I have recently started logging with high ethanol content and have noticed that my AFRs are leaner by 5-10% than my e10 tune during ramp runs to redline.
I am running ID1300x injectors and the ID provided injector characterization data. Scaling linearly between e0 and e100. During idle and cruise conditions in Closed Loop, my fuel trims are excellent. Cranking and warm up are also working well.
I am logging fuel pressure and have differential fuel pressure compensations active so fuel system hardware issues seem to be ruled out. My injector duty cycle is 75% at redline.
My intake temperature can vary my MAF calibration by a bit, but my intake temps have been fairly constant, not enough to cause this kind of variation.
What else am I missing?

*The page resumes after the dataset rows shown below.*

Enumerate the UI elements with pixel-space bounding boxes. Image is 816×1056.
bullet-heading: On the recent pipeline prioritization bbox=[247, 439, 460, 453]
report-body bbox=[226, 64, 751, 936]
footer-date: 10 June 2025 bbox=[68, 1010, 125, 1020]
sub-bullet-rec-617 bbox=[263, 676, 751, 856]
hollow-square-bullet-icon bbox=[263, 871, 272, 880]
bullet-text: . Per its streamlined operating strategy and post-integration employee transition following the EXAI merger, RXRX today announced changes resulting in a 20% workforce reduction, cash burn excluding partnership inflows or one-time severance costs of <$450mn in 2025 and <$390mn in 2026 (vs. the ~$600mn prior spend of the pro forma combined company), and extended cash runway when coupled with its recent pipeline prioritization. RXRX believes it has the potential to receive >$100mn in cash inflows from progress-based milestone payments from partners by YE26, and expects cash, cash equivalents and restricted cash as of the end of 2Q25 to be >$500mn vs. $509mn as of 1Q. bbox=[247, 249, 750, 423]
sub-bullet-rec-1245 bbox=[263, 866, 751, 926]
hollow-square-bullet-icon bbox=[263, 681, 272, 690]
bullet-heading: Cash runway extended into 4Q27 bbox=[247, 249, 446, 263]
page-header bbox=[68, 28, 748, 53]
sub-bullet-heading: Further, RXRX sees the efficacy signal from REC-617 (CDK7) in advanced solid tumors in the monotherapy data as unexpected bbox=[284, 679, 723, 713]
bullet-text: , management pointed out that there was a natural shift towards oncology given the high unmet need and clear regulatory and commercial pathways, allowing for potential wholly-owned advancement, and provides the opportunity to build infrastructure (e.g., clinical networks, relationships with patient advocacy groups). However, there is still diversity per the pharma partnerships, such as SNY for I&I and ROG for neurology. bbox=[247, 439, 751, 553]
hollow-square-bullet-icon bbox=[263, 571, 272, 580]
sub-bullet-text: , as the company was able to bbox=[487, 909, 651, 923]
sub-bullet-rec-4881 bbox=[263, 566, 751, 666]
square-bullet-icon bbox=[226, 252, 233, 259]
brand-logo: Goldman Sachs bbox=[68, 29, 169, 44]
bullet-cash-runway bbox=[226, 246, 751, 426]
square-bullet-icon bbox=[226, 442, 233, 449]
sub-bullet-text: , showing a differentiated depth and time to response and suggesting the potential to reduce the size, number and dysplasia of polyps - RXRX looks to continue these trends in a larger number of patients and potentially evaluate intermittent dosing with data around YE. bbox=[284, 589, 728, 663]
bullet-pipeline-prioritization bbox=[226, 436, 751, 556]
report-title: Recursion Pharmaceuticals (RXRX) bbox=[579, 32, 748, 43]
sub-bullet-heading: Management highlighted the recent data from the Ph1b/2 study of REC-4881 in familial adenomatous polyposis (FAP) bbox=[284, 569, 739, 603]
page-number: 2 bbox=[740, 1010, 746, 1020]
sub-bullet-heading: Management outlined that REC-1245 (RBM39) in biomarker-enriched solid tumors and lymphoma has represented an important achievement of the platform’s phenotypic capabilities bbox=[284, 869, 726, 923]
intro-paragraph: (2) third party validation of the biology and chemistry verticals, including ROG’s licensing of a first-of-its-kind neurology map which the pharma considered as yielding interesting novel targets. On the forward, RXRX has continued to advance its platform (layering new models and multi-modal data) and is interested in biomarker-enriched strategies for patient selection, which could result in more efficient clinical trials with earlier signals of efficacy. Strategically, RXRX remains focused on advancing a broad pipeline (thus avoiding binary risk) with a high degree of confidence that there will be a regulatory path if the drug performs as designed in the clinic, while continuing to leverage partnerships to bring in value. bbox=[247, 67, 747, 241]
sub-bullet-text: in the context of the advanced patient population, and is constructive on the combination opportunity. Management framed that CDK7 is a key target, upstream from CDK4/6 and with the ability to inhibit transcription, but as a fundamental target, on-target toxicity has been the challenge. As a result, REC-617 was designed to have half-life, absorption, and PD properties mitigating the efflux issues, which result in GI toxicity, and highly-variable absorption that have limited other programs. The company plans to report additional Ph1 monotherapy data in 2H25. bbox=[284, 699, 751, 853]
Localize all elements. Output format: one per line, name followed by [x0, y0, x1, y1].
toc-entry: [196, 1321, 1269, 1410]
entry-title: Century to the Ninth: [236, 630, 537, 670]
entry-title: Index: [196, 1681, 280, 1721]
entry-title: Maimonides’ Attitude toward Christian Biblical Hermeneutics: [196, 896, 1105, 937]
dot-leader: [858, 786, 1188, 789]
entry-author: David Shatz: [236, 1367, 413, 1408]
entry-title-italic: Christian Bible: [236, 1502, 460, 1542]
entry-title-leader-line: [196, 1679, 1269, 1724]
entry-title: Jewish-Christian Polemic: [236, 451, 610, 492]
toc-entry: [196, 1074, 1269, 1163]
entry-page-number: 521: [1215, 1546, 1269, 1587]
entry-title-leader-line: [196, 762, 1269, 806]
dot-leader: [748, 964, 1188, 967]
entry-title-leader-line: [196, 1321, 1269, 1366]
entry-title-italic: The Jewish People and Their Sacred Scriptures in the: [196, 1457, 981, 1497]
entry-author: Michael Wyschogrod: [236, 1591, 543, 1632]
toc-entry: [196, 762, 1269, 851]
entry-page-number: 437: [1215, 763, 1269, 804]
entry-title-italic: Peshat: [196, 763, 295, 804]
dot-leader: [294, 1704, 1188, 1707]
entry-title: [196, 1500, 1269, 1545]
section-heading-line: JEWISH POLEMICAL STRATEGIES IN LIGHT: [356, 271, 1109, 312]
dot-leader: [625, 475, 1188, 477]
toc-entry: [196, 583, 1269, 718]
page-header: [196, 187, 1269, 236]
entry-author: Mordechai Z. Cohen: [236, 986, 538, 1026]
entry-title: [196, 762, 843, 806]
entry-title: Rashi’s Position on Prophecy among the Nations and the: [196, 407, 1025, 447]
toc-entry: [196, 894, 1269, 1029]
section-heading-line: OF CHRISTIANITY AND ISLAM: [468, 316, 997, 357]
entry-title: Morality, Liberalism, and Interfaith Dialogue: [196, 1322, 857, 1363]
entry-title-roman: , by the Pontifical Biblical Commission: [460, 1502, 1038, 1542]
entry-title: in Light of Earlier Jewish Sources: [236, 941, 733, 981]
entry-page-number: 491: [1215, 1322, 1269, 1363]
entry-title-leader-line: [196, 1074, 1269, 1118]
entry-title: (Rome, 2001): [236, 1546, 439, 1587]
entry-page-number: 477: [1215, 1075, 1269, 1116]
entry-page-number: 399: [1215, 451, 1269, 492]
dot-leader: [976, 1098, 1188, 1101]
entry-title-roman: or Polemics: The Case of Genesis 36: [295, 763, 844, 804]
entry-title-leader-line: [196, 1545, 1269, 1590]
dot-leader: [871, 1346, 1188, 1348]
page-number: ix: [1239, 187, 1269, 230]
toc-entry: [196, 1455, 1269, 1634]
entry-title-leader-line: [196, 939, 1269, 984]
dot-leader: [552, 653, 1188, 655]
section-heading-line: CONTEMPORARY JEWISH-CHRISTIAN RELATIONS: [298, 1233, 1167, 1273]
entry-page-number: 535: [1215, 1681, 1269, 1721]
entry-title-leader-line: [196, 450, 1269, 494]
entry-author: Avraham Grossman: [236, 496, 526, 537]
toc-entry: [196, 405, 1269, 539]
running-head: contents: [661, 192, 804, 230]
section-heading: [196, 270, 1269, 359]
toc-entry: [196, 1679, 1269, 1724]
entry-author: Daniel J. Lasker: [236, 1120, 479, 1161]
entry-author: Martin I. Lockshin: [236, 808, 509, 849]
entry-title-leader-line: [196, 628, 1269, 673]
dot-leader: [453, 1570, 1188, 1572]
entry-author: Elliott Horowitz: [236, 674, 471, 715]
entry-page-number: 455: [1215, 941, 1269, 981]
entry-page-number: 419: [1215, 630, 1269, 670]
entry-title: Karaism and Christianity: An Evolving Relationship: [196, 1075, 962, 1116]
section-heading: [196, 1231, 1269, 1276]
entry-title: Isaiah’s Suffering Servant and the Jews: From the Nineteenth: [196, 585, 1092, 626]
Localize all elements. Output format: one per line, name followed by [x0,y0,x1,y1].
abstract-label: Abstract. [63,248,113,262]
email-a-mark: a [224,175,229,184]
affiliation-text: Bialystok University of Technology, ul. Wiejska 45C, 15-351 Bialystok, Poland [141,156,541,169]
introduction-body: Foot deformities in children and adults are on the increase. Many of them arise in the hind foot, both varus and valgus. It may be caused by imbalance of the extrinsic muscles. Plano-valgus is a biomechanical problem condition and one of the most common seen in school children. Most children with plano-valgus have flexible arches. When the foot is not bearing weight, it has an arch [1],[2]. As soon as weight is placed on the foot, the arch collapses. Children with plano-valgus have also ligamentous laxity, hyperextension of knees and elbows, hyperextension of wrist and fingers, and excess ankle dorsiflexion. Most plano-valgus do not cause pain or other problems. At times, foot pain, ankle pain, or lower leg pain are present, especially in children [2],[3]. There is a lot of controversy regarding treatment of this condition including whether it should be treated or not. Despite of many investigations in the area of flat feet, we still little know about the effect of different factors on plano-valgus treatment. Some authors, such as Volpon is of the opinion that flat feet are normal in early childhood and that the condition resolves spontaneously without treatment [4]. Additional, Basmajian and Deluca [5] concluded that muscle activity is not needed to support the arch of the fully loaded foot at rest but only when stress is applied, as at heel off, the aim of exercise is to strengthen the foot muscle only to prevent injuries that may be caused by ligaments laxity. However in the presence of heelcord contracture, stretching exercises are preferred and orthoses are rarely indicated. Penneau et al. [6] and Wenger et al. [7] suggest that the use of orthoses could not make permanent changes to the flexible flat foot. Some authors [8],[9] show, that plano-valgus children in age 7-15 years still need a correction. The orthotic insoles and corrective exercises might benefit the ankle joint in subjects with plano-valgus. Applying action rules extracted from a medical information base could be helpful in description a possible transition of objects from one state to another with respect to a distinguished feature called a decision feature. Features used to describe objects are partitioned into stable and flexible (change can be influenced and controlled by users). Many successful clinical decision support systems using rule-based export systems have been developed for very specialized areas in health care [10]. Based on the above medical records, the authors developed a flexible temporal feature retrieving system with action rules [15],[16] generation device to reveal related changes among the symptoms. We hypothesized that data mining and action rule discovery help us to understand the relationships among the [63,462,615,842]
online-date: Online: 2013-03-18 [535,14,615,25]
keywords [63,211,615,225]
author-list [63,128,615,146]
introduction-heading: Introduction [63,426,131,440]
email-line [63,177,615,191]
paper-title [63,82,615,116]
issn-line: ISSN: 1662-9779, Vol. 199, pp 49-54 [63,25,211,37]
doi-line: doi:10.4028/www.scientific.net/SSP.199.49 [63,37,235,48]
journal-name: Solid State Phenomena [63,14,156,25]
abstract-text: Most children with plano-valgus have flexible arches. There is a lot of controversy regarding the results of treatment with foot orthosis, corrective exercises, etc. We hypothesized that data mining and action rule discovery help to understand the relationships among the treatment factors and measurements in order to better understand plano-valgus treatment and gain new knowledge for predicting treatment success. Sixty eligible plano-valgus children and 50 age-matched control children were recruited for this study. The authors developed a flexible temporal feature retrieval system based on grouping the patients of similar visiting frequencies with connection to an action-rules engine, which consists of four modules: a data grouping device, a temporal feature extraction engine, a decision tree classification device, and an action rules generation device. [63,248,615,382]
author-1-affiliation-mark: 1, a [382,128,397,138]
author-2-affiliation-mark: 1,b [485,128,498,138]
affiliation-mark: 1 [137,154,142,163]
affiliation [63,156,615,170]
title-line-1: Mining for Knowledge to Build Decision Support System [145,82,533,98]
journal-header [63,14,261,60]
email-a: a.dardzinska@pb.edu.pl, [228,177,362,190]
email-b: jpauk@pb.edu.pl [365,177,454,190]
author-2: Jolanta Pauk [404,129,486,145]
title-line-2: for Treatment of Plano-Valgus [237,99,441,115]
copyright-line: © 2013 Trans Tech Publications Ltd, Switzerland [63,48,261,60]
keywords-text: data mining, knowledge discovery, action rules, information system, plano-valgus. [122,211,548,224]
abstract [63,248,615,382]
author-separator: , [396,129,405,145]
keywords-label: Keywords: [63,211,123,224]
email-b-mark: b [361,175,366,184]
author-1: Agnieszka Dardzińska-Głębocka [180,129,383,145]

I'm thinking of adjusting my High Ethanol OL fuel target tables to offset the variance since my MAF scaling was working fine on my pump gas tune...
You can make scatterplots of injector pulsewidth vs AFR with E10, E85, and if possible E40 to confirm that the relationship between the injection pulsewidth and the AFR has shifted according to the ethanol concentration.
Most likely it is real and the most important root cause is most likely differences in wall wetting. You have more fuel sticking to the intake port with higher ethanol content. At a given ethanol content, there is a relationship between wall wetting and coolant temperature (really intake port temperature but we only have an ECT sensor). If your flex fuel software can't directly account for that, you need to do some kind of offsetting/fudge factor as you've described.
On the flip side, E85 runs cooler than E10, so you may not need as much enrichment anyway.
Hey thanks for the reply!
That is an interesting point about the wall wetting, but I wasn't really seeing the lean issue during transitive conditions, where manifold wall wetting conditions were active. Rather it was when the target AFR and load were relatively constant. In addition, the MWW tables aren't able to blended between ethanol contents on the Cobb ECU.
At first I tried adjusting my scalar up to correct the issue, but as expected, this threw my fuel trims during closed loop. Since my fuel trims were so close during closed loop, I chalked it up to an error in my MAF scaling in the open loop voltage ranges. I made the required MAF calibration changes and now things are looking as they should, and have continued to look good as my ethanol content has increased.
One consideration is that you'll find that due to the differing viscosity of the two fuels (pump vs E85 for example), the injectors physically flow less fuel volume for the same pulse width on E85 compared to pump. This seems to vary dramatically from injector to injector so I can't offer an across the board value you can apply. The ECU manufacturer Link did some testing locally on the Bosch EV14 based 1000 cc injectors and found that on E85 the injector flowed close to 10% less fuel.
That could definitely be it. Unfortunately there doesn’t seem to be a compensation I can apply in the stock ecu. At least with my maf scaling set up for e85, it will run rich on pump gas, if this is what in fact what I’m dealing with.
Thanks for for the reply!
Some of the aftermarket ECUs now offer a compensation for injector flow vs E% but this is still rare.